EDITOR’S NOTE: HOW SHOULD WE REACT TO LAST MONTH’S HATE CRIME?

“You know the student that stabbed the teacher last week worked with me?…I was traumatized.”  

“I can’t lose you so for fuck sake get out and go somewhere else.”  

“He was always quiet but how can you know?”  

These are some of the things friends of mine, current and former students at the University of Waterloo have said.  

It is difficult to write very emotionally about something that did not scare me in the moment. I was not concerned, I was not stressed as Geovanny Villalba-Aleman went into Hagey Hall and targeted a professor of a gender studies course. By the time I found out what was happening, the situation was under control and I was across campus anyways so I didn’t feel a need for concern.  

But as more details came out, the more horrific the situation became. He had asked, first, what the class was. He had smiled at realizing this was a gender studies class. He had chased the professor to the back of the room. The students were throwing things at him and escaping from the sole entrance.  

There was no alert or warning from the university or the Watsafe system. Watsafe had just tested its system less than an hour before.  

Students in and around Hagey Hall were confused and scared and, although there were no fatalities, there was no guarantee people would be safe. The school did not keep its students or faculty safe in a very dangerous situation.  

I hope that this situation is not followed with just words.  

Although the university cannot be held solely accountable for Villalba-Aleman’s actions, they should be held accountable for their inability to communicate with the community in a timely manner.  

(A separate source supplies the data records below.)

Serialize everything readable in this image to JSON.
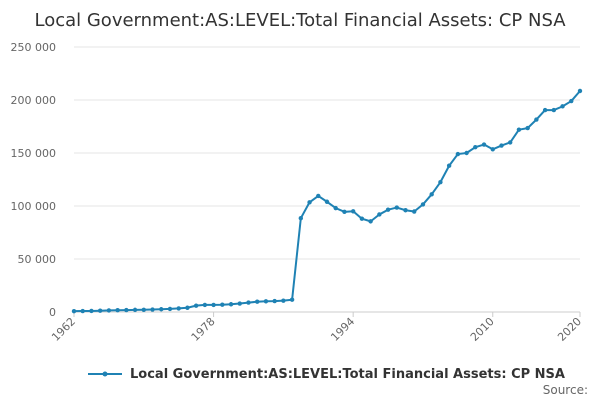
{
  "colors": {
    "series": "#1f82b4",
    "grid": "#e6e6e6",
    "text": "#333333"
  },
  "chart_data": {
    "type": "line",
    "title": "Local Government:AS:LEVEL:Total Financial Assets: CP NSA",
    "xlabel": "",
    "ylabel": "",
    "xlim": [
      1962,
      2020
    ],
    "ylim": [
      0,
      250000
    ],
    "y_ticks": [
      0,
      50000,
      100000,
      150000,
      200000,
      250000
    ],
    "y_tick_labels": [
      "0",
      "50 000",
      "100 000",
      "150 000",
      "200 000",
      "250 000"
    ],
    "x_ticks": [
      1962,
      1978,
      1994,
      2010,
      2020
    ],
    "x_tick_labels": [
      "1962",
      "1978",
      "1994",
      "2010",
      "2020"
    ],
    "grid": true,
    "legend_position": "bottom",
    "source_label": "Source:",
    "series": [
      {
        "name": "Local Government:AS:LEVEL:Total Financial Assets: CP NSA",
        "x": [
          1962,
          1963,
          1964,
          1965,
          1966,
          1967,
          1968,
          1969,
          1970,
          1971,
          1972,
          1973,
          1974,
          1975,
          1976,
          1977,
          1978,
          1979,
          1980,
          1981,
          1982,
          1983,
          1984,
          1985,
          1986,
          1987,
          1988,
          1989,
          1990,
          1991,
          1992,
          1993,
          1994,
          1995,
          1996,
          1997,
          1998,
          1999,
          2000,
          2001,
          2002,
          2003,
          2004,
          2005,
          2006,
          2007,
          2008,
          2009,
          2010,
          2011,
          2012,
          2013,
          2014,
          2015,
          2016,
          2017,
          2018,
          2019,
          2020
        ],
        "values": [
          800,
          900,
          1000,
          1200,
          1500,
          1700,
          1800,
          2000,
          2100,
          2300,
          2600,
          2900,
          3400,
          4000,
          6000,
          6700,
          6700,
          6900,
          7300,
          8000,
          8900,
          9700,
          10100,
          10300,
          10700,
          11600,
          88500,
          103500,
          109500,
          104000,
          98000,
          94500,
          95000,
          88000,
          85500,
          92000,
          96500,
          98500,
          96000,
          94800,
          101500,
          111000,
          122500,
          138000,
          149000,
          150000,
          155500,
          158000,
          153500,
          157000,
          160000,
          172000,
          173500,
          181500,
          190500,
          190500,
          194000,
          199000,
          208500
        ]
      }
    ]
  }
}
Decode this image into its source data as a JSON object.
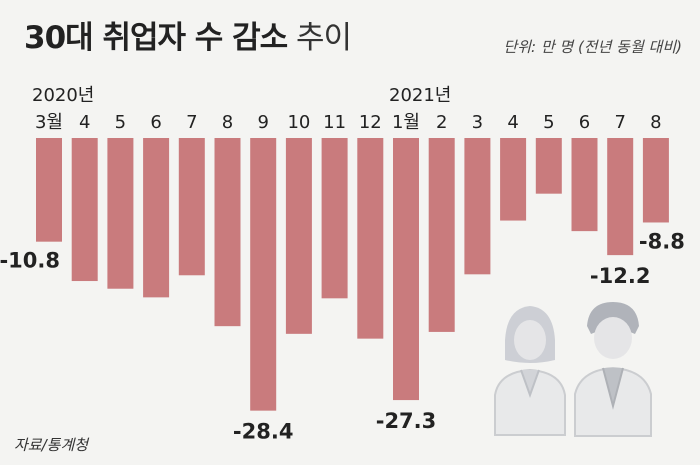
{
  "title_bold": "30대 취업자 수 감소",
  "title_light": "추이",
  "unit_note": "단위: 만 명 (전년 동월 대비)",
  "source": "자료/통계청",
  "chart_data": {
    "type": "bar",
    "year_labels": [
      {
        "index": 0,
        "text": "2020년"
      },
      {
        "index": 10,
        "text": "2021년"
      }
    ],
    "categories": [
      "3월",
      "4",
      "5",
      "6",
      "7",
      "8",
      "9",
      "10",
      "11",
      "12",
      "1월",
      "2",
      "3",
      "4",
      "5",
      "6",
      "7",
      "8"
    ],
    "values": [
      -10.8,
      -14.9,
      -15.7,
      -16.6,
      -14.3,
      -19.6,
      -28.4,
      -20.4,
      -16.7,
      -20.9,
      -27.3,
      -20.2,
      -14.2,
      -8.6,
      -5.8,
      -9.7,
      -12.2,
      -8.8
    ],
    "data_labels": {
      "0": "-10.8",
      "6": "-28.4",
      "10": "-27.3",
      "16": "-12.2",
      "17": "-8.8"
    },
    "bar_color": "#c97b7d",
    "ylim": [
      -30,
      0
    ],
    "grid": false
  }
}
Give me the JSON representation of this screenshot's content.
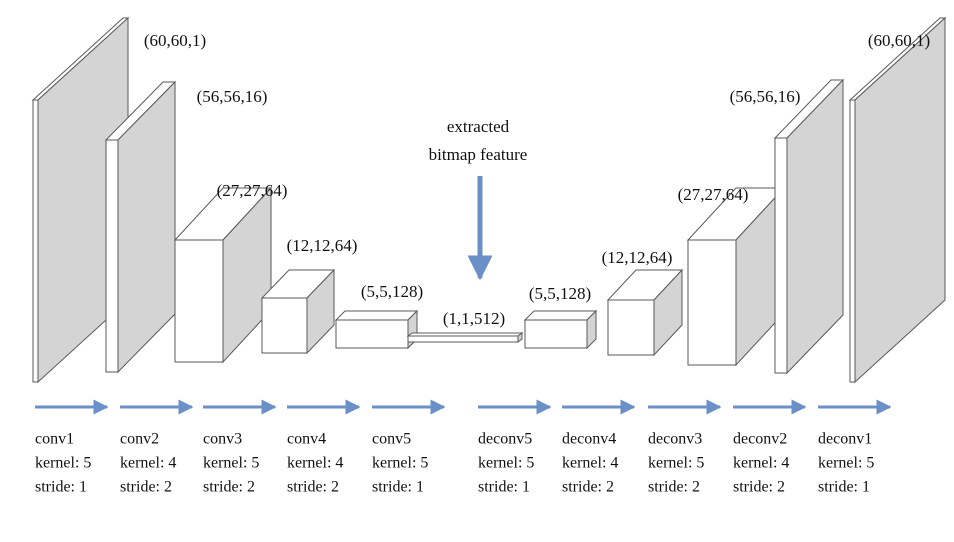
{
  "shapes": [
    "(60,60,1)",
    "(56,56,16)",
    "(27,27,64)",
    "(12,12,64)",
    "(5,5,128)",
    "(1,1,512)",
    "(5,5,128)",
    "(12,12,64)",
    "(27,27,64)",
    "(56,56,16)",
    "(60,60,1)"
  ],
  "annotation": [
    "extracted",
    "bitmap feature"
  ],
  "layers": [
    {
      "name": "conv1",
      "kernel": "kernel: 5",
      "stride": "stride: 1"
    },
    {
      "name": "conv2",
      "kernel": "kernel: 4",
      "stride": "stride: 2"
    },
    {
      "name": "conv3",
      "kernel": "kernel: 5",
      "stride": "stride: 2"
    },
    {
      "name": "conv4",
      "kernel": "kernel: 4",
      "stride": "stride: 2"
    },
    {
      "name": "conv5",
      "kernel": "kernel: 5",
      "stride": "stride: 1"
    },
    {
      "name": "deconv5",
      "kernel": "kernel: 5",
      "stride": "stride: 1"
    },
    {
      "name": "deconv4",
      "kernel": "kernel: 4",
      "stride": "stride: 2"
    },
    {
      "name": "deconv3",
      "kernel": "kernel: 5",
      "stride": "stride: 2"
    },
    {
      "name": "deconv2",
      "kernel": "kernel: 4",
      "stride": "stride: 2"
    },
    {
      "name": "deconv1",
      "kernel": "kernel: 5",
      "stride": "stride: 1"
    }
  ]
}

Shortly after, the police also stated they believed this was a hate-motivated attack.  

Of course, as a woman and someone who has many close friends who don’t fit the gender binary, this was a horrifying realization.  

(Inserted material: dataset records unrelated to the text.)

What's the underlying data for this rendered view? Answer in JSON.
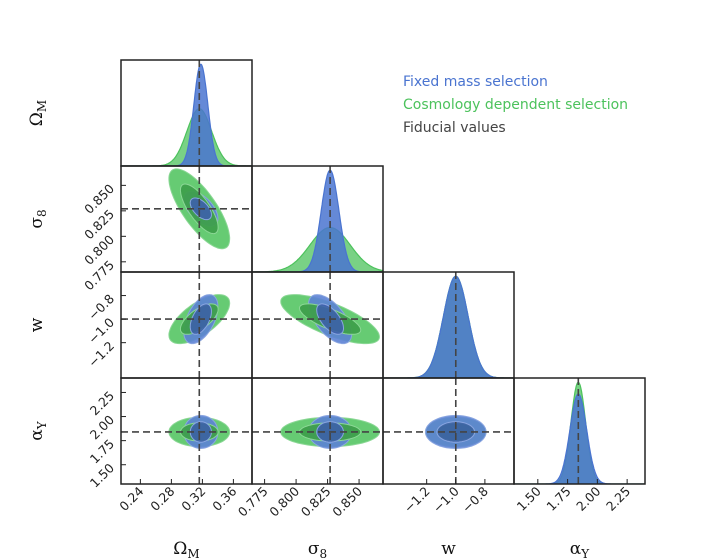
{
  "chart_data": {
    "type": "corner",
    "parameters": [
      {
        "key": "omega_m",
        "symbol": "Ω",
        "sub": "M",
        "ticks": [
          "0.24",
          "0.28",
          "0.32",
          "0.36"
        ],
        "tick_values": [
          0.24,
          0.28,
          0.32,
          0.36
        ],
        "range": [
          0.215,
          0.384
        ],
        "fiducial": 0.316
      },
      {
        "key": "sigma_8",
        "symbol": "σ",
        "sub": "8",
        "ticks": [
          "0.775",
          "0.800",
          "0.825",
          "0.850"
        ],
        "tick_values": [
          0.775,
          0.8,
          0.825,
          0.85
        ],
        "range": [
          0.765,
          0.869
        ],
        "fiducial": 0.827
      },
      {
        "key": "w",
        "symbol": "w",
        "sub": "",
        "ticks": [
          "−1.2",
          "−1.0",
          "−0.8"
        ],
        "tick_values": [
          -1.2,
          -1.0,
          -0.8
        ],
        "range": [
          -1.5,
          -0.6
        ],
        "fiducial": -1.0
      },
      {
        "key": "alpha_y",
        "symbol": "α",
        "sub": "Y",
        "ticks": [
          "1.50",
          "1.75",
          "2.00",
          "2.25"
        ],
        "tick_values": [
          1.5,
          1.75,
          2.0,
          2.25
        ],
        "range": [
          1.3,
          2.4
        ],
        "fiducial": 1.84
      }
    ],
    "series": [
      {
        "name": "Fixed mass selection",
        "color": "#4a74d0",
        "means": [
          0.318,
          0.827,
          -1.0,
          1.84
        ],
        "sigmas": [
          0.009,
          0.007,
          0.085,
          0.07
        ],
        "correlations": [
          [
            1,
            -0.55,
            0.5,
            0
          ],
          [
            -0.55,
            1,
            -0.6,
            0
          ],
          [
            0.5,
            -0.6,
            1,
            0
          ],
          [
            0,
            0,
            0,
            1
          ]
        ]
      },
      {
        "name": "Cosmology dependent selection",
        "color": "#4cc25c",
        "means": [
          0.316,
          0.827,
          -1.0,
          1.84
        ],
        "sigmas": [
          0.016,
          0.016,
          0.085,
          0.062
        ],
        "correlations": [
          [
            1,
            -0.75,
            0.65,
            0
          ],
          [
            -0.75,
            1,
            -0.72,
            0
          ],
          [
            0.65,
            -0.72,
            1,
            0
          ],
          [
            0,
            0,
            0,
            1
          ]
        ]
      }
    ],
    "fiducial_label": "Fiducial values",
    "fiducial_color": "#444444",
    "legend_position": "top-right"
  }
}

That this intense hatred exists is no surprise, but I never expected it to manifest so violently in our own community. Despite our efforts and activism and education and speeches, one of our community members fostered enough hatred for others’ identities that he hurt others for it.  

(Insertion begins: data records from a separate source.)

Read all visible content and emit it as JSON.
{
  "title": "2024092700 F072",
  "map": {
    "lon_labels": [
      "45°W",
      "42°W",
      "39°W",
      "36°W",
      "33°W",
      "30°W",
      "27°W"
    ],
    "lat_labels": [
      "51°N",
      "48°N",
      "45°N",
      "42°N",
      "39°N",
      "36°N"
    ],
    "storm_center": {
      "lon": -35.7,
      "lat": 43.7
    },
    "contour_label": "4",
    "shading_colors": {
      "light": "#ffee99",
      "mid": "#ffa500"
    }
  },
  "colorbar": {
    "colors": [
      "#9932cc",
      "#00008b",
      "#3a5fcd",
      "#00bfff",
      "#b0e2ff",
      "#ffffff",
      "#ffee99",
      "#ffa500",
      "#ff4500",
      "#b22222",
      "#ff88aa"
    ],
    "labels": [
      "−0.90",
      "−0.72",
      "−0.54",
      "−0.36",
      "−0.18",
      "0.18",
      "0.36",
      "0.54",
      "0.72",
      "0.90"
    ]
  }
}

He did this at the tail-end of Pride month, when 2SLGBTQIA+ folks are celebrated. Pride is a celebration, but it is also a protest, a reminder that we are still fighting for equity.  

We have so much more work left to do to make our community safer.  

There is no way to know who is thinking what, whose hatred has filled to the brim and is ready to overflow. As such, equity initiatives and education MUST continue throughout the year.  

Even if someone does not understand others, the values of diversity and acceptance need to be instilled into the foundations of our community.  

They cannot be afterthoughts. They cannot be considered political positions. It is basic human decency and a right to live life freely. This cannot be debatable.